Indeed, STC is like many others across the country that are making the connection between a growing immigrant and refugee population and the skills gaps in their regions. And they, too, are adapting, funding workforce development programs for immigrants and refugees.
“Our college president is a strong advocate of the program,” Aguirre says. “She knows and everyone else knows that if the community college cannot help these students, no one can.”
New Americans, future workforce
By 2030, experts expect one in five American workers to have an immigrant background. And there are already 44 million immigrants in the United States. Most arrive with unmet workforce training needs. Even those with advanced degrees from their own countries can face language and cultural barriers that can leave them stuck in jobs that squander their talents.
Community colleges may be an obvious answer to this disconnect. After all, community colleges are already working on the skills gap in many regions, and already work with local employers to develop training programs that meet their needs.
A lot of pieces are in place, but training immigrants can pose logistical challenges—chiefly that immigrants without GEDs or without evidence of advance degrees can’t enroll in college courses. Almost universally, it’s the non-credit side of the college that addresses these needs.
The Community College Consortium for Immigrant Education (CCCIE) is a clearinghouse of technical assistance and a place for college leaders to come together to share best practices. They have an online handbook for career advisors working with foreign-born students, and a book highlighting colleges’ success with immigrant communities and job training will come out in 2019.
“One community college is isolated,” CCCIE Director Jill Casner-Lotto says. “They can’t do it alone. As we do it together, we elevate successes to the national level.”
An ‘enlightened philanthropy community’
It started with a call from an ambulance operator.
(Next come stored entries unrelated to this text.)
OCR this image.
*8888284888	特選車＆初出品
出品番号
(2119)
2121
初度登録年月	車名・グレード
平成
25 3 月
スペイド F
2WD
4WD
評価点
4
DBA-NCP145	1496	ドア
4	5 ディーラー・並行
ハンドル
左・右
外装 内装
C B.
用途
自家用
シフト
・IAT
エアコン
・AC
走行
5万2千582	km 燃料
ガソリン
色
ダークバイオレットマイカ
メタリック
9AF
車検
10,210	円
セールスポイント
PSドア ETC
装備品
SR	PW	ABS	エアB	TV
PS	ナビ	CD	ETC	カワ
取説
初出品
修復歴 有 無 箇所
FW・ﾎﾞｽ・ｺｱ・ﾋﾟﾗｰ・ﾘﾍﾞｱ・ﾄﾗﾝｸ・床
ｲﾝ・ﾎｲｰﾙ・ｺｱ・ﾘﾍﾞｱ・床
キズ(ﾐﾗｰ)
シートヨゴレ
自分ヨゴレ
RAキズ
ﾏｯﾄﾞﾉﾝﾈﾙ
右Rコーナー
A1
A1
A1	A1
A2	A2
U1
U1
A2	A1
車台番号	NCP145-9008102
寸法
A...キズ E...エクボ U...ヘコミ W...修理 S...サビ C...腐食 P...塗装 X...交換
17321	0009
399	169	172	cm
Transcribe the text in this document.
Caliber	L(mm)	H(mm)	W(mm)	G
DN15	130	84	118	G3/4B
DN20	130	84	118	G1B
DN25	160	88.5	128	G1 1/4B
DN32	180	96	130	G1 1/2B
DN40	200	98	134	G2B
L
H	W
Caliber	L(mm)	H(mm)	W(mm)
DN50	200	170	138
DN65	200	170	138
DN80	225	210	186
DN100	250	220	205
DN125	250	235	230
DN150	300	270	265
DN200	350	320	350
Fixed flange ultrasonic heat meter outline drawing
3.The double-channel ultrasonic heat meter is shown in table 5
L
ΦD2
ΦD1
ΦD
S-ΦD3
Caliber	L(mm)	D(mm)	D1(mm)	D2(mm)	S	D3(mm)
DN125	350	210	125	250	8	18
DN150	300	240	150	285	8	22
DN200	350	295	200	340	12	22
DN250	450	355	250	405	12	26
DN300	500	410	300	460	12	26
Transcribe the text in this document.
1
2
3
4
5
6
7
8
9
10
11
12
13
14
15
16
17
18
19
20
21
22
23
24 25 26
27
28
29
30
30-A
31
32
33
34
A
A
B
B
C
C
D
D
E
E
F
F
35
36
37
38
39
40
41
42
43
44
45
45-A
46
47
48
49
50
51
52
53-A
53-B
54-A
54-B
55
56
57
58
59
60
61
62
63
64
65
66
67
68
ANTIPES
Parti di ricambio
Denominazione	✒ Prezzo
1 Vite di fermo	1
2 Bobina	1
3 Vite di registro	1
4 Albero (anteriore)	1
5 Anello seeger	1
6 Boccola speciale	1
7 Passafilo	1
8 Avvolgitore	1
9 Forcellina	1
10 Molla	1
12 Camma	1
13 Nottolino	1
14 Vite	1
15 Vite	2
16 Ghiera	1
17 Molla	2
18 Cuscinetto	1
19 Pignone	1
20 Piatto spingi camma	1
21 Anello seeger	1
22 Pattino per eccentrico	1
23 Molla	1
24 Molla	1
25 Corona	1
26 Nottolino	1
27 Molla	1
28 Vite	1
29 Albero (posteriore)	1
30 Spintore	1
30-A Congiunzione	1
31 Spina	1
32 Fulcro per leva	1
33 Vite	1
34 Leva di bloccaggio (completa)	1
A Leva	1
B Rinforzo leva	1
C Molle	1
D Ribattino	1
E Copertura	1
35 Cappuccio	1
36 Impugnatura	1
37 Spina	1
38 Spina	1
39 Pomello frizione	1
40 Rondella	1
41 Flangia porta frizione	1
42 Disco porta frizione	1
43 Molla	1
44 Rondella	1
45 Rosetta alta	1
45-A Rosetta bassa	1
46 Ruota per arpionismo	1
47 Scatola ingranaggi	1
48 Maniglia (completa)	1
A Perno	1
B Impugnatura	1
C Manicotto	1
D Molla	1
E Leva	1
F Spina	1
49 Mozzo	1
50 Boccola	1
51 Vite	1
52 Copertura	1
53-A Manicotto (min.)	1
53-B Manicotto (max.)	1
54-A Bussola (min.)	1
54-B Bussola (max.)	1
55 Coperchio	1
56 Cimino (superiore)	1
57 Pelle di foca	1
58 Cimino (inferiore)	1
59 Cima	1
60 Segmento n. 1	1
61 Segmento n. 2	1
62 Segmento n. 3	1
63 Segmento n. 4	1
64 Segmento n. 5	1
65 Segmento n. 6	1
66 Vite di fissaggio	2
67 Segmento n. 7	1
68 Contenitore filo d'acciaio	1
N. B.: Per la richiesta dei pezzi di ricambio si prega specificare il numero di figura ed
Could Southern Maine Community College help it staff enough emergency medical technicians (EMTs) to serve the state’s aging population?
The first call came to Eric Wellman, associate professor and program director for the college’s emergency medical services department. But eventually the phone rang on David Zahn’s desk.
“I’m the liaison for new Mainers,” says Zahn, English as a second language (ESOL) and global languages chair at the college. Because he works closely with local community groups serving immigrants and refugees, he knows that a chunk of Maine’s new residents were doctors or healthcare providers in their own countries.
“It seemed like a win-win-win,” he says. “It’s good for new Mainers to get training; everyone is happier when they are doing something that uses their skills. Industry can have more people. The people of Maine can have EMTs who are essentially doctors. How amazing is that?”
So they began to imagine how a hybrid ESL/EMT program would operate. What they came up with was a twist on the tried-and-true approach. They would add English-language training as an adjunct to EMT certification courses, teaching students words they’d need to know as EMTs.
Then they hit up against a bigger hurdle: funding. Before asylum-seekers receive approval to stay in the U.S., they usually aren’t allowed to work. And when they are able to work, they are often working two or three jobs to get by. They don’t have time for education. And they certainly don’t have the money to pay for it, Zahn says.
“So we said, ‘If we could clear the financial hurdle, they could get unstuck and back into a career,’” Zahn remembers.
But that’s a big if, and a big ask. He didn’t start with the state, he says, because the state might be hesitant to fund an untested program. But local philanthropists were used to taking risks.
Zahn started to line up support. He talked to North East Mobile Health Services, an ambulance company that committed to considering new Mainers from the program. They acted as ambassadors with other companies in the field. The company also applied for a grant with Maine Quality Centers, one of the state’s workforce training organizations, to get seed money for the program. It worked.